This week’s issue of Gambit is dedicated to hip-hop — and New Orleans’ unique, pivotal influence on its history as the world-changing culture celebrates its 50th birthday.
When DJ Kool Herc set up his turntables for his little sister’s back-to-school party on Aug. 11, 1973, the Jamaican-born resident of the Bronx couldn’t have known he was about to help create a new genre of music, much less a global phenomenon that would change the world as we know it.
New Orleans’ place in that phenomenon cannot be overstated. The Meters, The Gaturs and Allen Toussaint are some of hip-hops’ most sampled artists. Early local pioneers like DJ Slick Leo, Mannie Fresh and Mia X took the sound coming out of New York and put a distinctive New Orleans spin on its beats, rhyme schemes and swagger. Cash Money and No Limit dominated much of the ’90s and early 2000s, and bounce has become so ubiquitous even Canadian pop singers like Drake are trying their hand at it.

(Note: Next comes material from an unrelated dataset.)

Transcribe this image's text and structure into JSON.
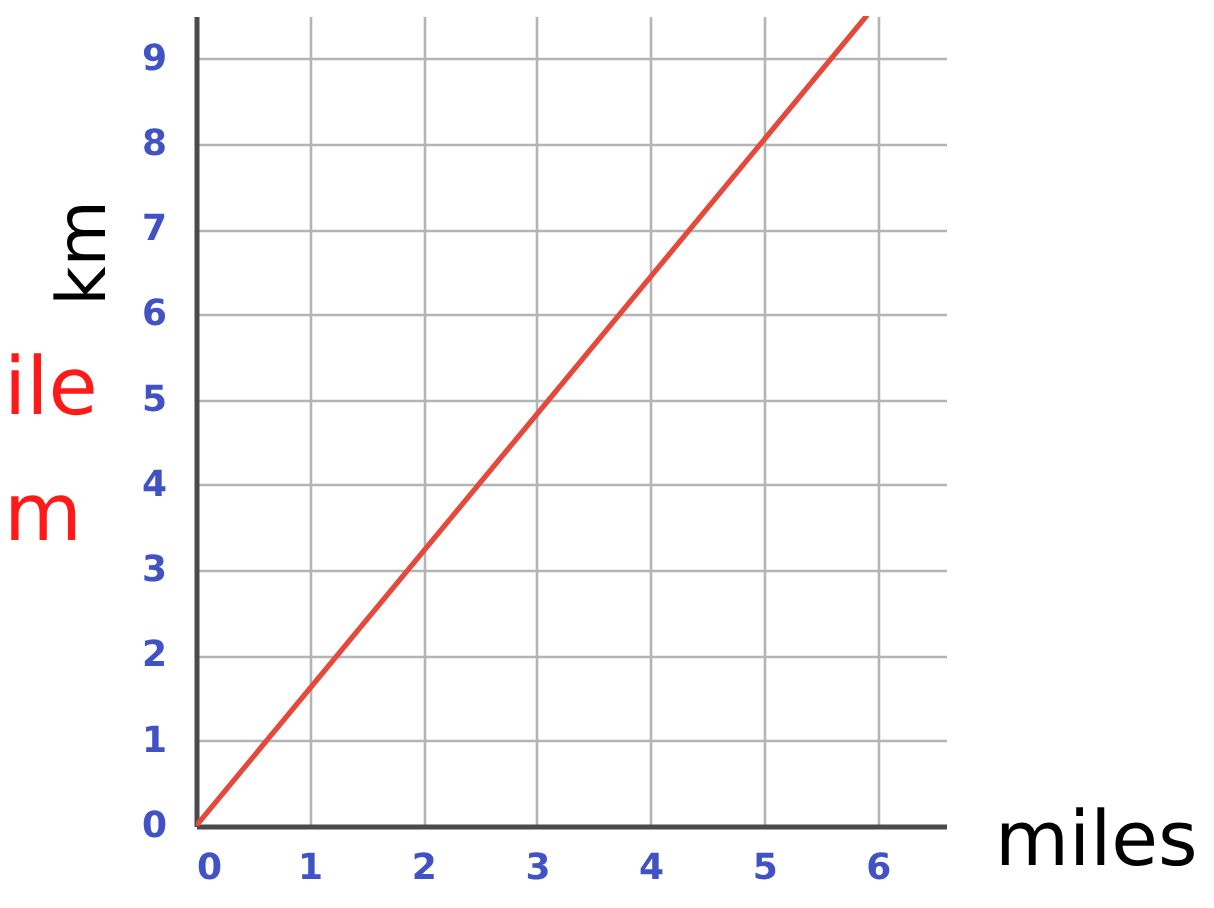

Although best known for its music, hip-hop culture extends far beyond its distinctive rhythms and sounds. It’s a revolutionary arts movement, an industry-disrupting fashion aesthetic, an expression of self through dance. And just as DJs used samples and record scratching to blend funk, rock and classical to create new sounds, hip-hop has restructured all pieces of our culture to give us a completely new view of ourselves and the world.
In the world of fashion, hip-hop’s influence altered everything from sneakers to couture ball gowns. Likewise, it has reshaped the art world, influencing artists like Basquiat and Banksy, forcing an appreciation for graffiti and other public art long absent in America.

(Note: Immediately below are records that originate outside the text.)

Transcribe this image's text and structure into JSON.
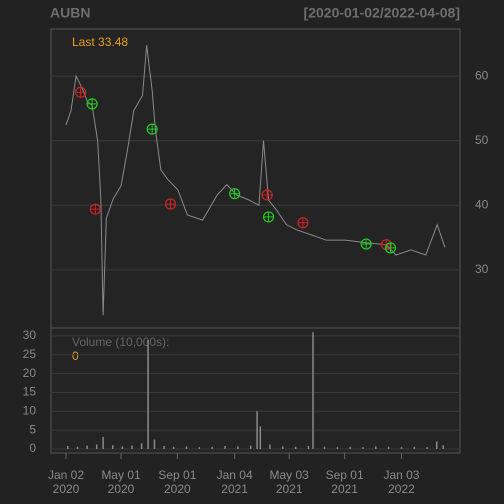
{
  "chart_data": [
    {
      "type": "line",
      "title": "AUBN",
      "subtitle": "[2020-01-02/2022-04-08]",
      "annotation": "Last 33.48",
      "xlim": [
        "2020-01-02",
        "2022-04-08"
      ],
      "ylim": [
        21,
        67.3
      ],
      "yticks": [
        30,
        40,
        50,
        60
      ],
      "grid": true,
      "series": [
        {
          "color": "#8a8a8a",
          "x": [
            "2020-01-02",
            "2020-01-13",
            "2020-01-24",
            "2020-02-07",
            "2020-02-18",
            "2020-02-28",
            "2020-03-11",
            "2020-03-18",
            "2020-03-23",
            "2020-03-30",
            "2020-04-14",
            "2020-05-01",
            "2020-05-15",
            "2020-05-29",
            "2020-06-17",
            "2020-06-26",
            "2020-07-08",
            "2020-07-15",
            "2020-07-27",
            "2020-08-11",
            "2020-09-02",
            "2020-09-23",
            "2020-10-26",
            "2020-11-27",
            "2020-12-18",
            "2021-01-08",
            "2021-02-05",
            "2021-02-26",
            "2021-03-08",
            "2021-03-19",
            "2021-04-05",
            "2021-04-27",
            "2021-05-19",
            "2021-06-21",
            "2021-07-23",
            "2021-09-03",
            "2021-10-18",
            "2021-12-01",
            "2021-12-22",
            "2022-01-24",
            "2022-02-25",
            "2022-03-22",
            "2022-04-08"
          ],
          "values": [
            52.4,
            54.7,
            60.0,
            58.0,
            56.0,
            55.5,
            50.0,
            41.0,
            23.0,
            38.0,
            41.0,
            43.0,
            48.5,
            54.7,
            57.0,
            64.8,
            57.8,
            51.7,
            45.5,
            44.0,
            42.4,
            38.5,
            37.7,
            41.6,
            43.2,
            41.6,
            40.8,
            40.0,
            50.0,
            40.8,
            39.3,
            37.0,
            36.2,
            35.4,
            34.6,
            34.6,
            34.2,
            33.9,
            32.3,
            33.1,
            32.3,
            37.0,
            33.48
          ]
        }
      ],
      "markers": [
        {
          "color": "#cc2222",
          "x": [
            "2020-02-03",
            "2020-03-06",
            "2020-08-17",
            "2021-03-16",
            "2021-06-02",
            "2021-12-01"
          ],
          "values": [
            57.5,
            39.4,
            40.2,
            41.6,
            37.3,
            33.9
          ]
        },
        {
          "color": "#22cc22",
          "x": [
            "2020-02-28",
            "2020-07-08",
            "2021-01-04",
            "2021-03-19",
            "2021-10-18",
            "2021-12-10"
          ],
          "values": [
            55.7,
            51.8,
            41.8,
            38.2,
            34.0,
            33.4
          ]
        }
      ]
    },
    {
      "type": "bar",
      "title": "Volume (10,000s):",
      "annotation": "0",
      "xlim": [
        "2020-01-02",
        "2022-04-08"
      ],
      "ylim": [
        -1.06,
        32.1
      ],
      "yticks": [
        0,
        5,
        10,
        15,
        20,
        25,
        30
      ],
      "grid": true,
      "xticks": [
        {
          "value": "2020-01-02",
          "label": [
            "Jan 02",
            "2020"
          ]
        },
        {
          "value": "2020-05-01",
          "label": [
            "May 01",
            "2020"
          ]
        },
        {
          "value": "2020-09-01",
          "label": [
            "Sep 01",
            "2020"
          ]
        },
        {
          "value": "2021-01-04",
          "label": [
            "Jan 04",
            "2021"
          ]
        },
        {
          "value": "2021-05-03",
          "label": [
            "May 03",
            "2021"
          ]
        },
        {
          "value": "2021-09-01",
          "label": [
            "Sep 01",
            "2021"
          ]
        },
        {
          "value": "2022-01-03",
          "label": [
            "Jan 03",
            "2022"
          ]
        }
      ],
      "series": [
        {
          "color": "#8a8a8a",
          "x": [
            "2020-01-06",
            "2020-01-27",
            "2020-02-17",
            "2020-03-09",
            "2020-03-23",
            "2020-04-13",
            "2020-05-04",
            "2020-05-25",
            "2020-06-15",
            "2020-06-29",
            "2020-07-13",
            "2020-08-03",
            "2020-08-24",
            "2020-09-21",
            "2020-10-19",
            "2020-11-16",
            "2020-12-14",
            "2021-01-11",
            "2021-02-08",
            "2021-02-22",
            "2021-03-01",
            "2021-03-22",
            "2021-04-19",
            "2021-05-17",
            "2021-06-14",
            "2021-06-24",
            "2021-07-19",
            "2021-08-16",
            "2021-09-13",
            "2021-10-11",
            "2021-11-08",
            "2021-12-06",
            "2022-01-03",
            "2022-01-31",
            "2022-02-28",
            "2022-03-21",
            "2022-04-04"
          ],
          "values": [
            0.8,
            0.6,
            0.9,
            1.2,
            3.2,
            1.0,
            0.7,
            0.9,
            1.5,
            28.9,
            2.5,
            0.8,
            0.6,
            0.7,
            0.5,
            0.6,
            0.8,
            0.7,
            0.9,
            10.0,
            6.0,
            1.2,
            0.7,
            0.6,
            0.8,
            31.0,
            0.6,
            0.5,
            0.6,
            0.5,
            0.7,
            0.6,
            0.5,
            0.6,
            0.5,
            2.0,
            1.0
          ]
        }
      ]
    }
  ]
}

Hip-hop has even influenced politics. As local rapper Pell told Gambit’s Jake Clapp, hip-hop long ago became “the voice of the people.” In the 1980s and ’90s, groups like Public Enemy, NWA and Boogie Down Productions used their lyrics to fight racism, poverty and police brutality. In the ’90s, rappers like Mac Phipps chronicled the struggle against poverty and violence facing Black communities from the 7th Ward to Oakland, California.
From Tunisian MC El General’s “Rais Lebled” becoming the anthem of the Arab Spring to Belfast-based Irish language rappers Kneecap demanding a free and united Ireland, hip-hop has become a universal language of protest and change.
In a way, hip-hop’s rise was inevitable. It sprang to life in a post-Jim Crow world that had grown considerably smaller, yet more filled with information and demands for change. Schools across the country desegregated, and biracial relationships became not just legal, but commonplace. Younger members of Generation X and elder Millennials became the first Americans to come of age in a world where old lines that separated Black people and white people blurred or even disappeared, at least for them.
Hip-hop culture accelerated that process, slow and complicated as it may be. And, as the students of Ben Franklin showed this year when they walked out in defense of trans and gender nonconforming classmates, young people are quicker to stand up for human and civil rights.
Hip-hop has done a lot in its first 50 years. We can’t wait to see what the next half a century will bring.